Jakarta — Kementerian Kebudayaan Republik Indonesia menggelar Seminar Budaya Tempe Goes to UNESCO bertajuk “Tempe: Dari Kearifan Lokal Menjadi Sajian Global” di Jakarta, Jumat (19/12/2025). Kegiatan ini menjadi langkah strategis pemerintah dalam memperjuangkan tempe sebagai Warisan Budaya Tak Benda Dunia UNESCO, sekaligus menjadikannya simbol diplomasi budaya, kesehatan global, dan penguatan ekonomi kreatif nasional.
Seminar dibuka secara resmi oleh Wakil Menteri Kebudayaan Giring Ganesha Djumaryo. Dalam sambutannya, Giring menegaskan komitmen pemerintah untuk mengawal pengajuan tempe ke UNESCO melalui pendekatan diplomasi budaya yang berkelanjutan.
Menurut Giring, pengalaman Indonesia dalam mengusulkan keris, batik, kebaya, pencak silat, dan noken ke UNESCO membuktikan bahwa pengakuan global mampu menghidupkan ekosistem komunitas serta menciptakan nilai ekonomi budaya.
“Ketika budaya diakui dunia, manfaatnya dapat dirasakan langsung oleh UMKM dan masyarakat. Batik, misalnya, kini bukan hanya identitas nasional, tetapi juga penggerak ekonomi kreatif daerah,” ujar Giring.
Ia juga mencontohkan Desa Beji di Kota Batu, Jawa Timur, yang mampu memproduksi hingga tujuh ton tempe per hari dengan beragam olahan inovatif. Hal tersebut mencerminkan kekuatan pengetahuan lokal berbasis komunitas yang berdaya saing tinggi.
Giring menilai tren global terhadap makanan sehat menjadi momentum emas untuk memperkenalkan tempe sebagai pangan bergizi tinggi, ramah lingkungan, fleksibel diolah, serta relevan dengan gaya hidup modern.
“Tempe bukan hanya lauk tradisional, tetapi bisa hadir dalam pizza, burger, hingga berbagai hidangan global lainnya. Inilah potensi tempe sebagai identitas kuliner internasional Indonesia,” tambahnya.
Sementara itu, Direktur Promosi Kebudayaan Kementerian Kebudayaan, Undri SS, menegaskan bahwa promosi tempe memiliki nilai strategis baik secara nasional maupun global. Upaya ini tidak hanya memperkuat jati diri bangsa, tetapi juga menunjukkan kontribusi Indonesia bagi peradaban dunia.
Undri menjelaskan bahwa diplomasi kebudayaan diarahkan pada tiga tujuan utama, yakni penguatan identitas nasional, peningkatan apresiasi budaya, serta perluasan peran generasi muda Indonesia di tingkat global.
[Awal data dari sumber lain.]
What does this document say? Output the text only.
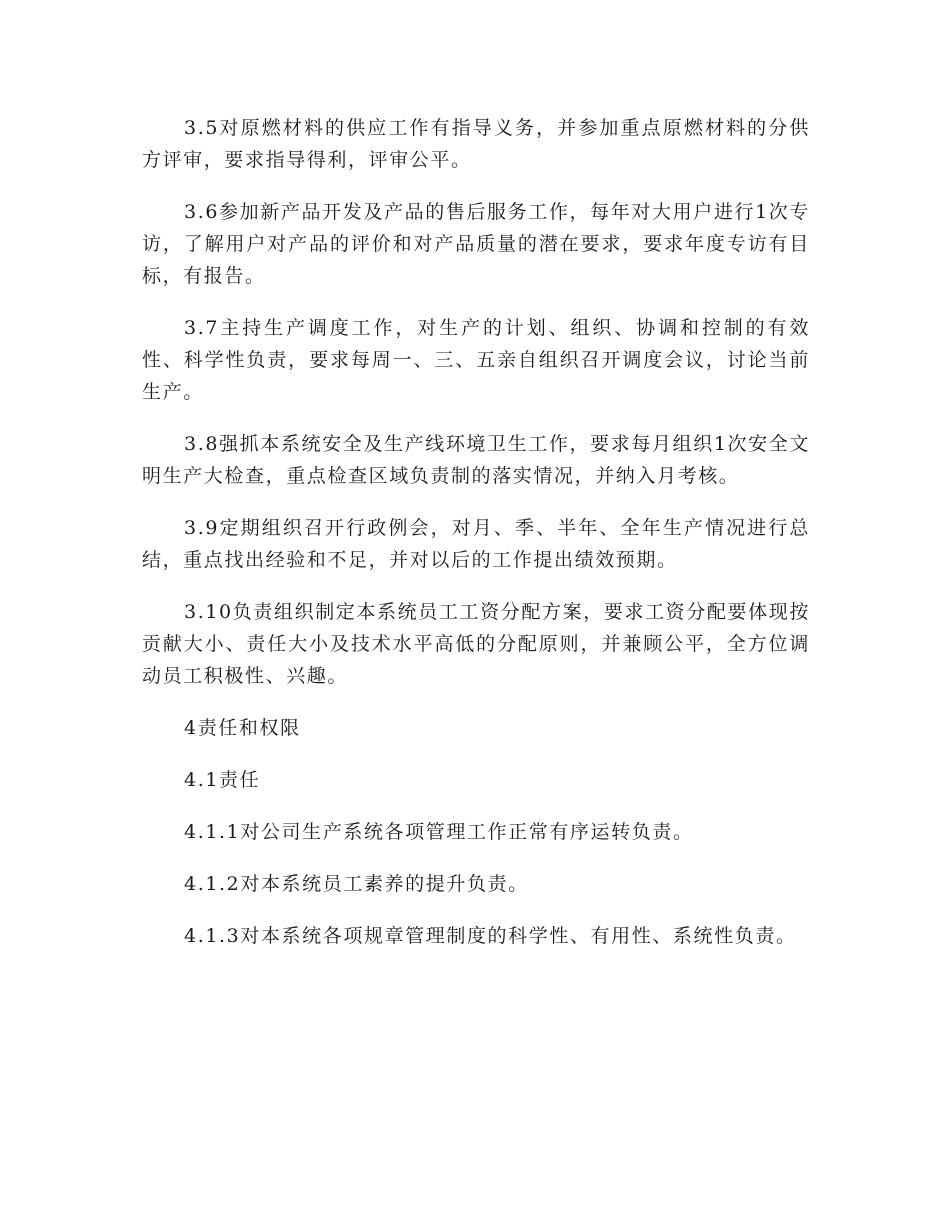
3.5对原燃材料的供应工作有指导义务，并参加重点原燃材料的分供方评审，要求指导得利，评审公平。

3.6参加新产品开发及产品的售后服务工作，每年对大用户进行1次专访，了解用户对产品的评价和对产品质量的潜在要求，要求年度专访有目标，有报告。

3.7主持生产调度工作，对生产的计划、组织、协调和控制的有效性、科学性负责，要求每周一、三、五亲自组织召开调度会议，讨论当前生产。

3.8强抓本系统安全及生产线环境卫生工作，要求每月组织1次安全文明生产大检查，重点检查区域负责制的落实情况，并纳入月考核。

3.9定期组织召开行政例会，对月、季、半年、全年生产情况进行总结，重点找出经验和不足，并对以后的工作提出绩效预期。

3.10负责组织制定本系统员工工资分配方案，要求工资分配要体现按贡献大小、责任大小及技术水平高低的分配原则，并兼顾公平，全方位调动员工积极性、兴趣。

4责任和权限

4.1责任

4.1.1对公司生产系统各项管理工作正常有序运转负责。

4.1.2对本系统员工素养的提升负责。

4.1.3对本系统各项规章管理制度的科学性、有用性、系统性负责。
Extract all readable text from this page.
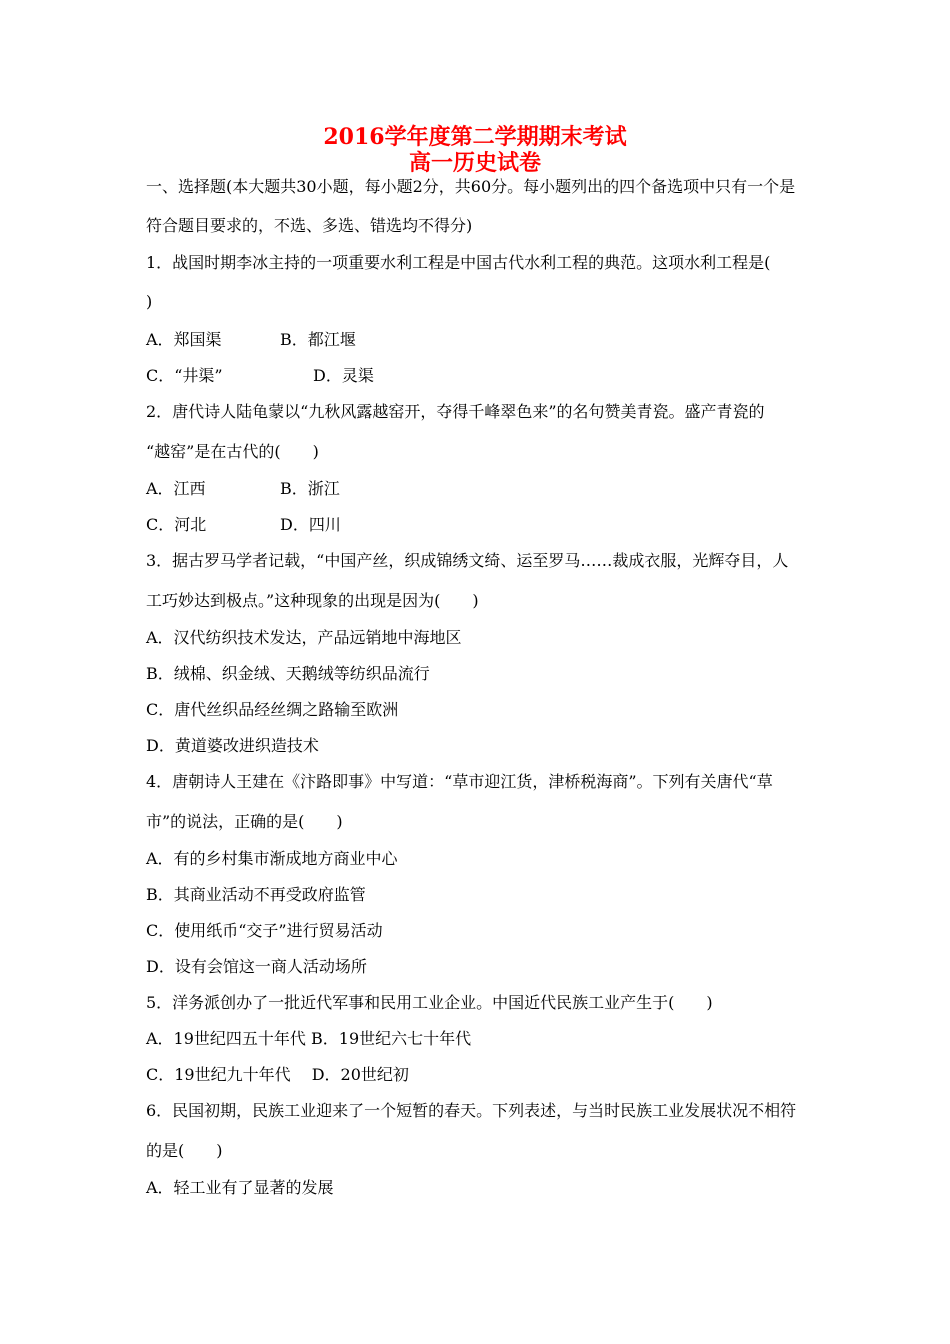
2016学年度第二学期期末考试
高一历史试卷
一、选择题(本大题共30小题，每小题2分，共60分。每小题列出的四个备选项中只有一个是
符合题目要求的，不选、多选、错选均不得分)
1．战国时期李冰主持的一项重要水利工程是中国古代水利工程的典范。这项水利工程是(
)
A．郑国渠	B．都江堰
C．“井渠”	D．灵渠
2．唐代诗人陆龟蒙以“九秋风露越窑开，夺得千峰翠色来”的名句赞美青瓷。盛产青瓷的
“越窑”是在古代的(　　)
A．江西	B．浙江
C．河北	D．四川
3．据古罗马学者记载，“中国产丝，织成锦绣文绮、运至罗马……裁成衣服，光辉夺目，人
工巧妙达到极点。”这种现象的出现是因为(　　)
A．汉代纺织技术发达，产品远销地中海地区
B．绒棉、织金绒、天鹅绒等纺织品流行
C．唐代丝织品经丝绸之路输至欧洲
D．黄道婆改进织造技术
4．唐朝诗人王建在《汴路即事》中写道：“草市迎江货，津桥税海商”。下列有关唐代“草
市”的说法，正确的是(　　)
A．有的乡村集市渐成地方商业中心
B．其商业活动不再受政府监管
C．使用纸币“交子”进行贸易活动
D．设有会馆这一商人活动场所
5．洋务派创办了一批近代军事和民用工业企业。中国近代民族工业产生于(　　)
A．19世纪四五十年代 B．19世纪六七十年代
C．19世纪九十年代　 D．20世纪初
6．民国初期，民族工业迎来了一个短暂的春天。下列表述，与当时民族工业发展状况不相符
的是(　　)
A．轻工业有了显著的发展
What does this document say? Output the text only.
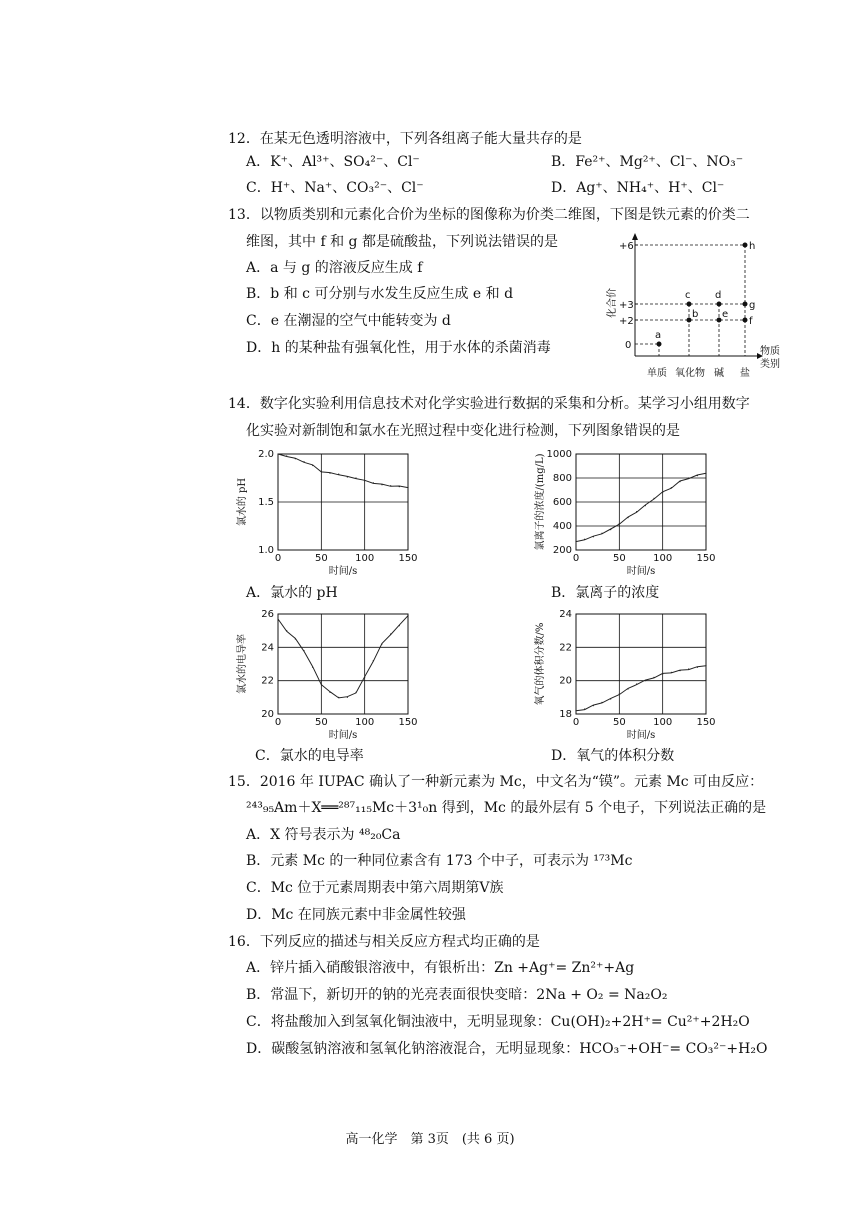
12．在某无色透明溶液中，下列各组离子能大量共存的是
A．K⁺、Al³⁺、SO₄²⁻、Cl⁻	B．Fe²⁺、Mg²⁺、Cl⁻、NO₃⁻
C．H⁺、Na⁺、CO₃²⁻、Cl⁻	D．Ag⁺、NH₄⁺、H⁺、Cl⁻
13．以物质类别和元素化合价为坐标的图像称为价类二维图，下图是铁元素的价类二
维图，其中 f 和 g 都是硫酸盐，下列说法错误的是
A．a 与 g 的溶液反应生成 f
B．b 和 c 可分别与水发生反应生成 e 和 d
C．e 在潮湿的空气中能转变为 d
D．h 的某种盐有强氧化性，用于水体的杀菌消毒
化合价
物质
类别
+6
+3
+2
0
a
b
c d
e
f
g
h
单质 氧化物 碱 盐
14．数字化实验利用信息技术对化学实验进行数据的采集和分析。某学习小组用数字
化实验对新制饱和氯水在光照过程中变化进行检测，下列图象错误的是
0	50	100 150
1.0
1.5
2.0
时间/s
氯水的 pH
0	50	100 150
200
400
600
800
1000
时间/s
氯离子的浓度/(mg/L)
0	50	100 150
20
22
24
26
时间/s
氯水的电导率
0	50	100 150
18
20
22
24
时间/s
氧气的体积分数/%
A．氯水的 pH	B．氯离子的浓度
C．氯水的电导率	D．氧气的体积分数
15．2016 年 IUPAC 确认了一种新元素为 Mc，中文名为“镆”。元素 Mc 可由反应：
²⁴³₉₅Am＋X══²⁸⁷₁₁₅Mc＋3¹₀n 得到，Mc 的最外层有 5 个电子，下列说法正确的是
A．X 符号表示为 ⁴⁸₂₀Ca
B．元素 Mc 的一种同位素含有 173 个中子，可表示为 ¹⁷³Mc
C．Mc 位于元素周期表中第六周期第Ⅴ族
D．Mc 在同族元素中非金属性较强
16．下列反应的描述与相关反应方程式均正确的是
A．锌片插入硝酸银溶液中，有银析出：Zn +Ag⁺= Zn²⁺+Ag
B．常温下，新切开的钠的光亮表面很快变暗：2Na + O₂ = Na₂O₂
C．将盐酸加入到氢氧化铜浊液中，无明显现象：Cu(OH)₂+2H⁺= Cu²⁺+2H₂O
D．碳酸氢钠溶液和氢氧化钠溶液混合，无明显现象：HCO₃⁻+OH⁻= CO₃²⁻+H₂O
高一化学　第 3页　(共 6 页)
“Kekayaan budaya dari Sabang sampai Merauke adalah solusi masa depan, termasuk tempe yang mengandung nilai sosial, ekonomi, kesehatan, dan keberlanjutan lingkungan,” ujarnya.
Seminar ini melibatkan akademisi, komunitas, koperasi produsen tempe, mahasiswa, serta asosiasi pangan nasional. Keterlibatan lintas pemangku kepentingan tersebut mencerminkan kekompakan ekosistem budaya sebagai syarat utama keberhasilan pengajuan tempe ke UNESCO.
Kementerian Kebudayaan menyampaikan bahwa berkas pengajuan tempe telah masuk dalam daftar usulan UNESCO, dengan harapan memperoleh pengakuan sebagai Warisan Budaya Tak Benda Dunia pada tahun mendatang.
Melalui diplomasi budaya tempe, Indonesia menegaskan bahwa kearifan lokal tidak hanya memiliki nilai historis, tetapi juga mampu menjawab tantangan global serta membuka jalan bagi ekonomi berkelanjutan bagi generasi masa depan.